Les Français auront accès aux séries américaines. Mais ni le fisc ni l’emploi tricolores n’en profiteront.
L’intransigeance a « payé ». Netflix, le numéro un mondial des services de vidéo à la demande (VOD) sur Internet, 4,37 milliards de dollars de chiffre d’affaires, diffusera bien son énorme catalogue de films et de séries, dont leur célèbre production originale « House of Cards », en France dès cet automne. Mais via le Luxembourg. L’entreprise américaine, créée en 1997, avait pourtant envisagé de s’installer à Paris. Avec une levée de fonds de 400 millions de dollars réalisée en 2013, son P-DG, Reed Hastings, souhaitait accélérer son développement en Europe, ce qui représente un investissement de 40 à 70 millions d’euros selon les pays concernés. Et ses émissaires sont effectivement venus négocier avec les autorités françaises, rencontrant les équipes d’Aurélie Filippetti à la Culture, celles du CSA et des producteurs, à la fin de mars 2014. « Mais les invraisemblables revendications tricolores les ont fait fuir », accuse Rubin Sfadj, avocat des deux côtés de l’Atlantique et blogueur, fin connaisseur du dossier.
S’il existe une directive européenne de 2010 concernant les obligations de diffusion dans l’UE (Smad), chaque pays de l’Union est libre de l’adapter à son gré. Or la France est allée bien plus loin dans le cadre de ses obligations que ses voisins, en contraignant notamment chaque intervenant sur ce marché à présenter au moins 60 % d’œuvres européennes dans son catalogue (dont 40 % d’œuvres françaises), tout en consacrant 15 % de son chiffre d’affaires à des œuvres fabriquées par des producteurs européens ! Des conditions jugées « confiscatoires », fixées au nom de l’« exception culturelle », qui propulse chaque année sur les écrans un nombre croissant de films confidentiels, lesquels n’auraient pas vu le jour sans ces aides.

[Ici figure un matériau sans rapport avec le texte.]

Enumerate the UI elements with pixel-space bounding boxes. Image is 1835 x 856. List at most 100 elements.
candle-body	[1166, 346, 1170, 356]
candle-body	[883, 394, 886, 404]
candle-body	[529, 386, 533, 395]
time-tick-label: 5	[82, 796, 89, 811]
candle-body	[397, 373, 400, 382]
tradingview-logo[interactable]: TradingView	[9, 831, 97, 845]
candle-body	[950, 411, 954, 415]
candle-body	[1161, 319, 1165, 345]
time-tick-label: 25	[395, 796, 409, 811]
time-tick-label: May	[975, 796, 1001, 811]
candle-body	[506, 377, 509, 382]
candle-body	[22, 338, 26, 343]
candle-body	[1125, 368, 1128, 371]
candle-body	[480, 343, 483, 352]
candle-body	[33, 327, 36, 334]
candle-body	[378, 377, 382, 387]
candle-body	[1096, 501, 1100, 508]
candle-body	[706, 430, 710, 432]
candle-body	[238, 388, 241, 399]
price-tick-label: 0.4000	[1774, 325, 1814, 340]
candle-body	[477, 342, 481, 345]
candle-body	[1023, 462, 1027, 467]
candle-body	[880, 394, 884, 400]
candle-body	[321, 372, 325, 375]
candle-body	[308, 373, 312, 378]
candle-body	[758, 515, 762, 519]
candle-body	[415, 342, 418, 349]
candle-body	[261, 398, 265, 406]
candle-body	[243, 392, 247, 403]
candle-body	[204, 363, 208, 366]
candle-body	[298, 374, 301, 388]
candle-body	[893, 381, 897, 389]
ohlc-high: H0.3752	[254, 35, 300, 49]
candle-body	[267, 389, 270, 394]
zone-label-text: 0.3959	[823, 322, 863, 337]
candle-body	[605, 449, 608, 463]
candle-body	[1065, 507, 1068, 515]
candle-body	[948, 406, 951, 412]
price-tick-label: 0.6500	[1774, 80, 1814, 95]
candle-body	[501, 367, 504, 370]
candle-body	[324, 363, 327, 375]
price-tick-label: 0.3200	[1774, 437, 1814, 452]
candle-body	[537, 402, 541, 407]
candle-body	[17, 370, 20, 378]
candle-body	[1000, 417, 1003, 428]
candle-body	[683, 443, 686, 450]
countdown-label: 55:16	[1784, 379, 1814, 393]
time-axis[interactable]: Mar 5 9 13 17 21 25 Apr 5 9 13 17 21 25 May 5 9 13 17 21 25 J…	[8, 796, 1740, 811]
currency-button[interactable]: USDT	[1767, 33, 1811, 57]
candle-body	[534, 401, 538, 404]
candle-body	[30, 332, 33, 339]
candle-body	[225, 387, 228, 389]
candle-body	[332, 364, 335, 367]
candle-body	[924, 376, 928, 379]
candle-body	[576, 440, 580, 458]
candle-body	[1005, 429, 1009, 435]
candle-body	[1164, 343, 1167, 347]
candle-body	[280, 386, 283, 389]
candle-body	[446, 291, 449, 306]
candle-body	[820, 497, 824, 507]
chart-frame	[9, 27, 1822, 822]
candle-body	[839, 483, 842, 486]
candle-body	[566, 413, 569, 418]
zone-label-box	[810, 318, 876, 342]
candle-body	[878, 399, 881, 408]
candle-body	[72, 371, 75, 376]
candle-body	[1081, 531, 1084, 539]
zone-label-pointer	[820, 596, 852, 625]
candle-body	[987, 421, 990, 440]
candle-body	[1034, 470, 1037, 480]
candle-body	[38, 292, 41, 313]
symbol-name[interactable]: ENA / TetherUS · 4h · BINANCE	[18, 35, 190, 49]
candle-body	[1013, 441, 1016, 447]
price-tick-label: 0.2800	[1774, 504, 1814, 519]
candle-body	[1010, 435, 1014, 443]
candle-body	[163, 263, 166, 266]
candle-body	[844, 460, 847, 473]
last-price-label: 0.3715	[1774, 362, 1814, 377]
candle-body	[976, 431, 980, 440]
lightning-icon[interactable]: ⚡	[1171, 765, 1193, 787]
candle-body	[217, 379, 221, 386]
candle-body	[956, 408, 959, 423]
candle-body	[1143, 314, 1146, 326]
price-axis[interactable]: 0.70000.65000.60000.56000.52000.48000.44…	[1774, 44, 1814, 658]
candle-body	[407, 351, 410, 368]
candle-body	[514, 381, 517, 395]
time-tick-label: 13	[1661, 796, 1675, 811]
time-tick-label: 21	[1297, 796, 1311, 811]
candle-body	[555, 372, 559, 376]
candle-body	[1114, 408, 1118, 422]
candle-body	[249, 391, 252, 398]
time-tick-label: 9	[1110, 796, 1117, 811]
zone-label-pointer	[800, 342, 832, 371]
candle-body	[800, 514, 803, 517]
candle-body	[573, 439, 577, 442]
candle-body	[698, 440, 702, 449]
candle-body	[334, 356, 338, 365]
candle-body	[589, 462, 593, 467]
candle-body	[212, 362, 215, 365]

Autre particularité nationale, le délai de disponibilité des films sur Internet en vidéo par abonnement : trois ans après leur sortie, contre quatre mois en moyenne aux Etats-Unis. Une aberration pour Netflix, dont l’immense succès auprès de ses 40 millions d’abonnés (dont 83 % aux Etats-Unis) repose justement sur l’accès quasi immédiat aux longs-métrages et séries, pour un forfait qui va passer de 8 à 10 dollars par mois.
« Netflix doit être un acteur supplémentaire du système. Pas un passager clandestin qui profite, sans abonder la création française », avait fièrement déclaré Aurélie Filippetti il y a quelques mois.
La réponse ne s’est pas fait attendre. Au lieu d’un siège francophone en France, l’entreprise américaine cotée au Nasdaq (19 milliards de dollars de capitalisation boursière) utilisera une filiale existante dans le Grand-Duché pour proposer l’intégralité de son catalogue aux amateurs français. Avec une double peine à la clé. D’une part, les clients de l’Hexagone pourront enfin avoir accès au catalogue de Netflix, via leurs fournisseurs d’accès Internet respectifs, sans que l’entreprise américaine ait à respecter ici un quelconque cahier des charges.
Mais, d’autre part, la France se trouve privée d’un investissement important, d’embauches potentielles, et d’un manque à gagner à la fois pour l’impôt sur les sociétés – de l’ordre de 15 millions d’euros par an – et pour les charges sur les salaires. Sans oublier l’absence d’un nouveau financement pour l’audiovisuel français. Un patriotisme coûteux.